- Peri Location in Estonia
- Coordinates: 58°01′02″N 27°05′15″E﻿ / ﻿58.01722°N 27.08750°E
- Country: Estonia
- County: Põlva
- Municipality: Põlva
- First mentioned: 1554

Population (01.01.2010)
- • Total: 364

= Peri, Estonia =

Village in Estonia

Peri (Perrist) is a village in Põlva Parish, Põlva County in southeastern Estonia, about 4 km southeast of the town of Põlva. Its population was 364 as of 1 January 2010.
==History==
Peri was first mentioned in 1554 (Memskul, Perrist). The Peri manor is known to have existed in 1544, when it belonged to the von Tödwen family. In the 18th century, it was acquired by the von Glasenapps, and in 1863 by the Lilienfelds who were its last owners before the dispossession in 1919. The wooden Baroque main building has not survived.

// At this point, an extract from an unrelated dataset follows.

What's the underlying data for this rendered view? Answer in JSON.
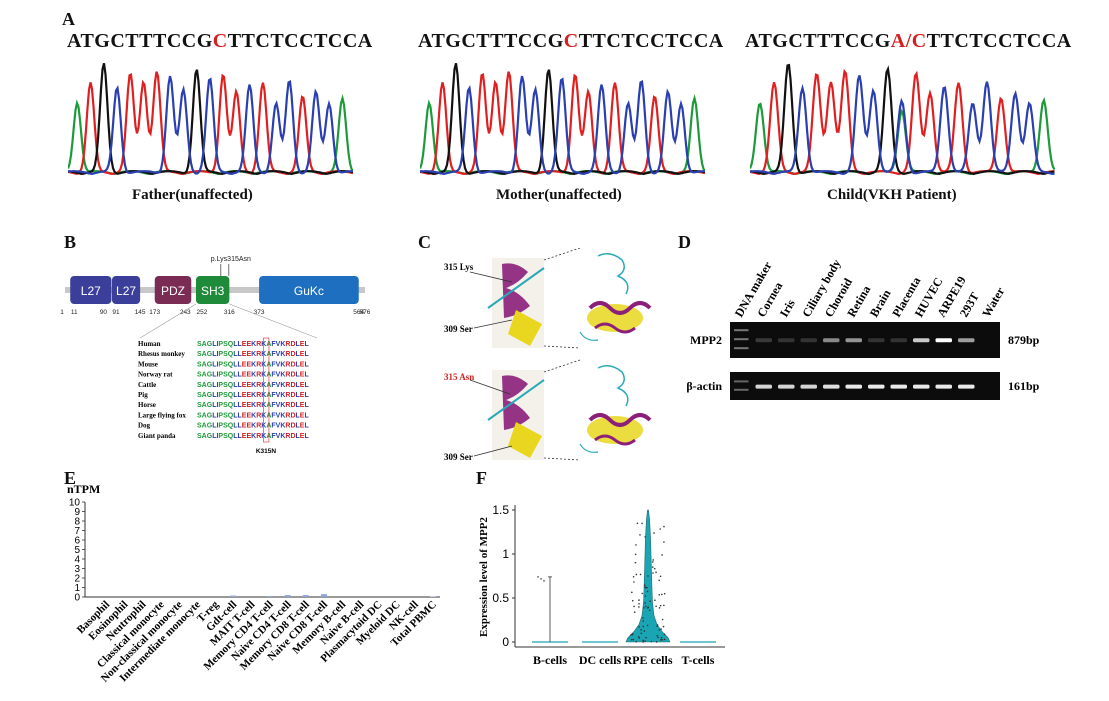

After the Soviet occupation, the lands of the manor and nearby farms' lands were nationalized and a Vilde-named kolkhoz was established; thus the village centre now contains several Soviet-style residential and industrial buildings. A local society centre with a library operates in Peri.
==Geography==
The 18 km-long (11 miles) Peri stream passes the village.
==Notable people==
- Geneticist Riin Tamm (born 1981) spent her childhood living in Peri before going to a gymnasium in Tartu.